Parmi les films de guerre, ceux qui se sont lancés dans les airs, en chantant les louanges des valeureux pilotes de telle ou telle armée, ont globalement eu la fâcheuse tendance icarienne de s’écraser misérablement. Il doit bien y avoir un maillon faible qui rend impossible la symbiose probante entre le cinéma et les prouesses de voltigeurs aériens, en uniforme ou en civil. Et ce n’est pas l’ouverture définitive de la boîte de Pandore, remplie de capacités incalculables en termes d’effets spéciaux numériques, qui aurait changé la donne, puisque les seuls succès récents à peu près notables dans ce genre historique se sont déroulés soit en mer pour Dunkerque de Christopher Nolan, soit dans les tranchées pour 1917 de Sam Mendes. Entre les aviateurs casse-gueule et les sujets filmiques en leur hommage qui ne le sont pas moins, il existe donc une drôle de malédiction, contre laquelle même les pirouettes de montage les plus avisées, comme celles de la légendaire Anne V. Coates dans le cas de Le Tigre du ciel, risquent de s’avérer inopérantes.
Après tant de mises en garde et de tentatives de relativiser, il serait cependant injuste de ne pas reconnaître quelques qualités au film de Jack Gold, qui était disponible jusqu’à hier soir sur le replay d’OCS. Le Tigre du ciel perpétue en effet avec une certaine adresse la formule éprouvée des affrontements toujours aussi brefs et schématiques entre avions ennemis, entrecoupés de longues périodes d’oisiveté et d’appréhension au sol. La guerre ne s’y livre ainsi pas uniquement dans les cockpits très rudimentaires, à l’époque de la Première Guerre mondiale littéralement ouverts à tous les vents et à toutes les balles de mitraillettes, mais surtout dans la tête de ces pilotes, à l’espérance de survie calculée plus en jours qu’en semaines.

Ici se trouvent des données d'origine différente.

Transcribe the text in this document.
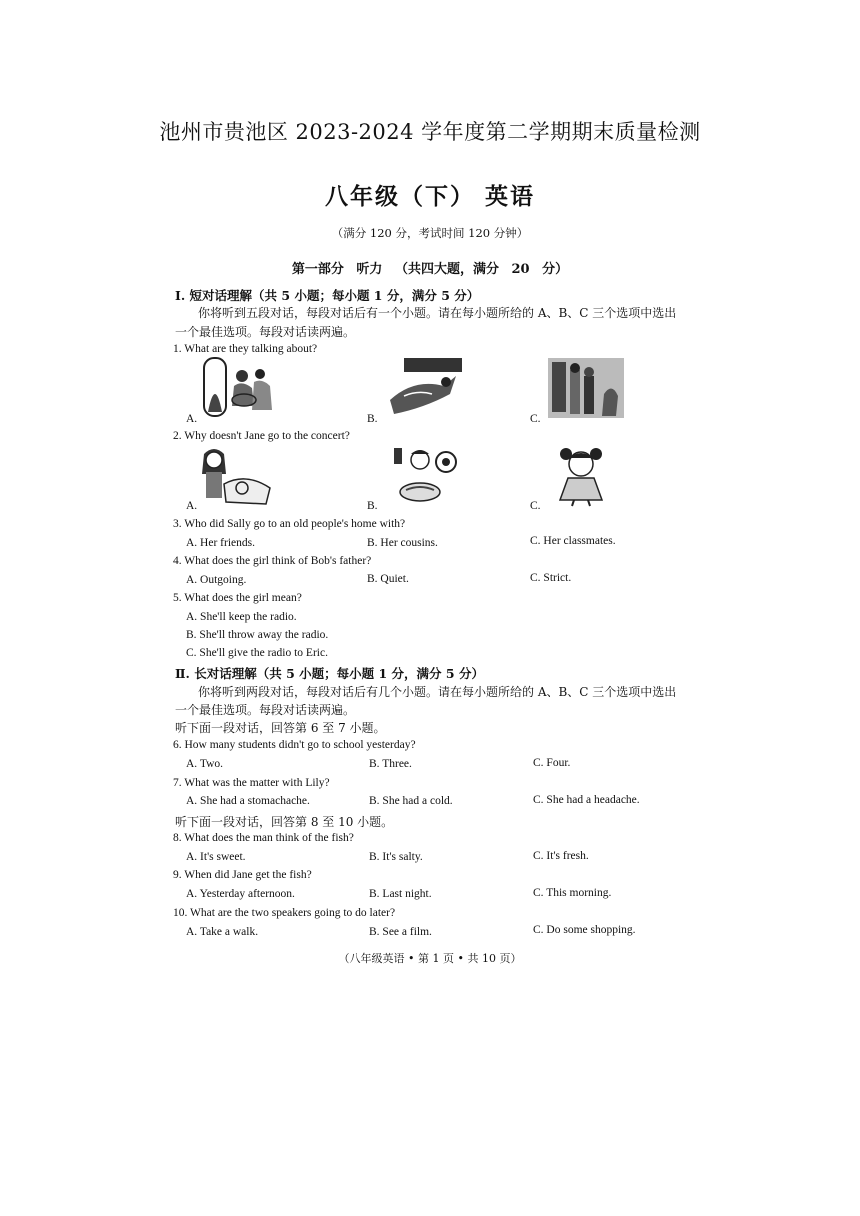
池州市贵池区 2023-2024 学年度第二学期期末质量检测
八年级（下） 英语
（满分 120 分，考试时间 120 分钟）
第一部分 听力 （共四大题，满分 20 分）
Ⅰ. 短对话理解（共 5 小题；每小题 1 分，满分 5 分）
你将听到五段对话，每段对话后有一个小题。请在每小题所给的 A、B、C 三个选项中选出
一个最佳选项。每段对话读两遍。
1. What are they talking about?
A.	B.	C.
2. Why doesn't Jane go to the concert?
A.	B.	C.
3. Who did Sally go to an old people's home with?
A. Her friends.	B. Her cousins.	C. Her classmates.
4. What does the girl think of Bob's father?
A. Outgoing.	B. Quiet.	C. Strict.
5. What does the girl mean?
A. She'll keep the radio.
B. She'll throw away the radio.
C. She'll give the radio to Eric.
Ⅱ. 长对话理解（共 5 小题；每小题 1 分，满分 5 分）
你将听到两段对话，每段对话后有几个小题。请在每小题所给的 A、B、C 三个选项中选出
一个最佳选项。每段对话读两遍。
听下面一段对话，回答第 6 至 7 小题。
6. How many students didn't go to school yesterday?
A. Two.	B. Three.	C. Four.
7. What was the matter with Lily?
A. She had a stomachache.	B. She had a cold.	C. She had a headache.
听下面一段对话，回答第 8 至 10 小题。
8. What does the man think of the fish?
A. It's sweet.	B. It's salty.	C. It's fresh.
9. When did Jane get the fish?
A. Yesterday afternoon.	B. Last night.	C. This morning.
10. What are the two speakers going to do later?
A. Take a walk.	B. See a film.	C. Do some shopping.
（八年级英语 • 第 1 页 • 共 10 页）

Leurs angoisses et leur courage malgré et contre tout, nourri principalement d’une camaraderie de circonstance qui fête chaque beuverie nocturne comme si c’était la dernière, forment le cœur du récit, finalement assez avare en messages de propagande et de patriotisme britannique. L’époque de la production du film, au beau milieu des années 1970, ne s’y prêtait sans doute aucunement. Car en pleine décennie de la déroute américaine au Vietnam, il était, pour reprendre le titre d’un film de Robert Aldrich sorti quelques années plus tôt, Trop tard pour les héros.
La dynamique entre les personnages au fil de l’histoire, découpée avec un air de résignation stoïque en jours qui se suivent sans forcément se ressembler, n’est pourtant pas dépourvue d’intérêt. Malcolm McDowell a ainsi beau jouer avec une sobriété inhabituelle le rôle principal, celui du plus exemplaire des pilotes, qui n’ose se confronter aux horreurs de la guerre que grâce à l’alcool, il y fait davantage figure de repère aveuglement idolâtré que de moteur de l’action. C’est le jeune Peter Firth, encore investi d’une formidable innocence juvénile, avant que sa carrière d’adulte ne l’emmène vers des emplois plus caricaturalement désabusés, qui nous sert de point d’accès enthousiaste ici. Son idéalisme aux yeux bleus fera les frais du quotidien meurtrier de son escadron, à qui même les missions soi-disant victorieuses demandent un lourd tribut.
Alors que l’amitié éphémère des condamnés à mort compte parmi les aspects appréciables du scénario, mis en scène quasiment sans fioriture par Jack Gold, sa critique de l’appareil militaire se fait déjà plus diffuse. Passe encore que Christopher Plummer a le droit de camper le gardien d’une bienveillance presque paternelle au camp, cet « oncle » qui fait preuve d’une attention particulière à l’égard de la jeune recrue dont les zones plus ambiguës ne sont toutefois jamais explicitées, les apparitions hautement ponctuelles de quelques légendes du cinéma britannique relèvent plus du gadget de casting que de quelque pertinence narrative que ce soit. John Gielgud qui vante la philosophie de guerre de ses compatriotes en quelques brèves répliques tout au début du film, Trevor Howard en haut gradé plus au courant de ce qui se passe dans l’arrière-boutique de l’état-major que des événements au front et enfin Ray Milland en calculateur froid des hommes à sacrifier : ces rôles fâcheusement standardisés ne gagnent pratiquement rien de la présence de ces vedettes vieillissantes.
Notre film de guerre aérienne préféré reste toujours le malheureusement méconnu Le Crépuscule des aigles de John Guillermin. Le Tigre du ciel n’est par contre pas non plus déméritant, lorsqu’il s’agit d’illustrer la vie précaire de ces merveilleux fous volants, qui étaient avant tout les cobayes d’une stratégie militaire en train d’expérimenter cyniquement avec cette nouvelle technique en voie de maturation.